Nature conservation organisation Wild Moors has voiced concern over the Conservative Party’s suggestion that it will reduce the focus and powers of Natural England, the environmental watchdog responsible for safeguarding some of the country’s most important nature sites.

The proposal, revealed in the party’s manifesto launched today, suggests it will slim down the powers of the regulator and remove some of its independence if the Conservatives win the upcoming general election. Natural England plays a critical role in protecting and restoring many upland nature sites, including peatlands, which are the country’s largest natural carbon stores on land and are home to vulnerable wildlife.

Wild Moors, which works to restore nature in the uplands, has highlighted that these proposals not only risk landscape protection, but also undermine several positive environmental commitments outlined in the Conservative Party’s manifesto.

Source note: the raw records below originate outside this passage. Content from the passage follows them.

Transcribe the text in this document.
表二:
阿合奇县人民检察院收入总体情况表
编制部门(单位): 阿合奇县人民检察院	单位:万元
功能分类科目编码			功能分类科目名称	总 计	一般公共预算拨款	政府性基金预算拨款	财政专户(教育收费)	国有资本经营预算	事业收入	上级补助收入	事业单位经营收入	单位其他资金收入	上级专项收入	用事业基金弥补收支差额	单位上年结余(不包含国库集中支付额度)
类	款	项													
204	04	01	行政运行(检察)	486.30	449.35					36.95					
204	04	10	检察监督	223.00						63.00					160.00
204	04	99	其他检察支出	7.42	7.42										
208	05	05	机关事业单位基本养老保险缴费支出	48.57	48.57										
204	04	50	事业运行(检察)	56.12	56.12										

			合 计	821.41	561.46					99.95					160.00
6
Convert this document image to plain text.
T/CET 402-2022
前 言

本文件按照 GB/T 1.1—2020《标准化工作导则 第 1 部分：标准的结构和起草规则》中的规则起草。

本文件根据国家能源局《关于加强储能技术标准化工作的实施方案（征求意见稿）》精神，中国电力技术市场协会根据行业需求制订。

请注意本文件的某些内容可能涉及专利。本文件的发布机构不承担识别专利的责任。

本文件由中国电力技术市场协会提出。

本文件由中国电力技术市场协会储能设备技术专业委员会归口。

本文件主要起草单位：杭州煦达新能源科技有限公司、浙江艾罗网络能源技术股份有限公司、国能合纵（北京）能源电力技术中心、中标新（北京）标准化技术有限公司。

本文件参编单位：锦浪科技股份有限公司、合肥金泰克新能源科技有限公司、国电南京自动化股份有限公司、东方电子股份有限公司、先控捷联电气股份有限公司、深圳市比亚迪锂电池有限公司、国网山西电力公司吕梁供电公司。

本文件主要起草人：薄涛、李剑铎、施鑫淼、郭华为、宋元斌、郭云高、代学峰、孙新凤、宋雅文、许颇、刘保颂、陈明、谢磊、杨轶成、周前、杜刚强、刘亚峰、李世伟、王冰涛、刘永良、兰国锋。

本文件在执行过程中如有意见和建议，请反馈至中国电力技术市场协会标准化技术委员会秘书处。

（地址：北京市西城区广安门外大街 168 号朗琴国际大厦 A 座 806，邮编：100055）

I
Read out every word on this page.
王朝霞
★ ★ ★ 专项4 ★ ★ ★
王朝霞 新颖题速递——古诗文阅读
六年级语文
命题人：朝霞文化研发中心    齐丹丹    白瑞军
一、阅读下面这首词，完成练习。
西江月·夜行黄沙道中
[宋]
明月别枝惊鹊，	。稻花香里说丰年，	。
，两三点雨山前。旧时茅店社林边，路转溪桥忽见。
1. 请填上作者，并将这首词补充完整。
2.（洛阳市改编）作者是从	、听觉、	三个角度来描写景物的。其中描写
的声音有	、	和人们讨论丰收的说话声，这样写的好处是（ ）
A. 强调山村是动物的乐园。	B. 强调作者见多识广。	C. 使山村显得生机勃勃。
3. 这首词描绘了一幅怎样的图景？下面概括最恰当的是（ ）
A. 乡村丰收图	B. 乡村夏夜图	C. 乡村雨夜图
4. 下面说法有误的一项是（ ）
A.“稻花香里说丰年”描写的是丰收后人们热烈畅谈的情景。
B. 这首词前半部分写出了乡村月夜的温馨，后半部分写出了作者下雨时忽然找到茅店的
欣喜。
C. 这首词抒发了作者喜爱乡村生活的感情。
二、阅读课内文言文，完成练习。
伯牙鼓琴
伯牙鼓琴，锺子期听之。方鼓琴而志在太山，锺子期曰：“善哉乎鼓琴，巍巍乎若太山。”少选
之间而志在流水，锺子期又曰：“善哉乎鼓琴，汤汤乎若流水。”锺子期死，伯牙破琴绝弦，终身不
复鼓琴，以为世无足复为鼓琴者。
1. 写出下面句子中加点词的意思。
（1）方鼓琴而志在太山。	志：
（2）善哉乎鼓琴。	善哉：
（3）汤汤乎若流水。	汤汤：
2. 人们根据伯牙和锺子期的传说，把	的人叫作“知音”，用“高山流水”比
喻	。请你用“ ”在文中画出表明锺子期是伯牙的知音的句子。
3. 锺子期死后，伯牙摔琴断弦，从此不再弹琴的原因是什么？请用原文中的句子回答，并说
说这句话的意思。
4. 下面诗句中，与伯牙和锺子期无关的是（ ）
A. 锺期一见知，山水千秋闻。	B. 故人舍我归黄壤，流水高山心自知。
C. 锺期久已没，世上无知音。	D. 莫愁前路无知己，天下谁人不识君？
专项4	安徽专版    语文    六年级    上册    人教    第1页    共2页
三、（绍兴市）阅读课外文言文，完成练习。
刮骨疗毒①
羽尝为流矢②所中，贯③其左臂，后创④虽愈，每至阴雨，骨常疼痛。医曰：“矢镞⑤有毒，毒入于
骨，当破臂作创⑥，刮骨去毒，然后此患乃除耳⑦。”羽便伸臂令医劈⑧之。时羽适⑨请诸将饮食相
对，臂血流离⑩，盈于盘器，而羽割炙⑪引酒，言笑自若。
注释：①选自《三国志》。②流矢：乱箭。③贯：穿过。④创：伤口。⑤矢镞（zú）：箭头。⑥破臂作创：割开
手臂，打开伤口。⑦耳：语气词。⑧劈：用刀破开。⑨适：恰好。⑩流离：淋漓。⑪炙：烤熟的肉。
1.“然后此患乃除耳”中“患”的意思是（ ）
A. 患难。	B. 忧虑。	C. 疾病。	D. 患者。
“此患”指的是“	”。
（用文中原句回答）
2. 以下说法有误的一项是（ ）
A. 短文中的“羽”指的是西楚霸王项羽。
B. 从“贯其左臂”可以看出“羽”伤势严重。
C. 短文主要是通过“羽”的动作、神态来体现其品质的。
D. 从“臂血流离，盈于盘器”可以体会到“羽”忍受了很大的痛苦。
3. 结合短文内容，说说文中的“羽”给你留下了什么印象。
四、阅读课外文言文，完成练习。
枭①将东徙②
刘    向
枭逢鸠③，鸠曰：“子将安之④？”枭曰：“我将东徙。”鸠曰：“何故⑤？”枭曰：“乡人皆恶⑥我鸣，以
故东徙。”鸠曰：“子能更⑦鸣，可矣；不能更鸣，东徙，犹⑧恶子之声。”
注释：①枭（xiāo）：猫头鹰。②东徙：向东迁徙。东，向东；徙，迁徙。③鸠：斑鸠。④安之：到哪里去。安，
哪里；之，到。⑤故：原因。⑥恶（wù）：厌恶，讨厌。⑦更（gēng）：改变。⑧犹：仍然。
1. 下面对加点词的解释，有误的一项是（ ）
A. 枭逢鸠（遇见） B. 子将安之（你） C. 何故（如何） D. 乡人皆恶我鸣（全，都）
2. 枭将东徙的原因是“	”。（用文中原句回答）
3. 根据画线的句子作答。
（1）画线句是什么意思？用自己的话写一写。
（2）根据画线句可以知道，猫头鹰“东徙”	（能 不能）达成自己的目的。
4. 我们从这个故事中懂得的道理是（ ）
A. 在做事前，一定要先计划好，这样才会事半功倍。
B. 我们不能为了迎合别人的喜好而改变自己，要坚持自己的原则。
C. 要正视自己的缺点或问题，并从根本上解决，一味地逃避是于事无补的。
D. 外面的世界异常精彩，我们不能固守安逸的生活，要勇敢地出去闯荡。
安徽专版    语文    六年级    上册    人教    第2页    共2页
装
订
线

This includes expanding tree planting and peatland restoration through the successful Nature for Climate fund, which has already led to the restoration of thousands of hectares of upland peatland and planting of native broadleaf woodlands.

Another is adopting a more localised, catchment-based approach to water management that leverages nature-based solutions. Given that 70% of drinking water originates in upland areas, enhancing water quality through nature restoration is vital. This approach also offers many co-benefits, such as improved carbon storage, biodiversity, natural flood management and increased resilience of upland landscapes to wildfire risk.

Wild Moors says that these positive steps towards nature restoration must be coupled with a well-resourced, independent and effective regulator. Enhancing the uplands requires incentivising landowners which engage in nature restoration and sustainable management while penalising those which harm the environment, the organisation adds.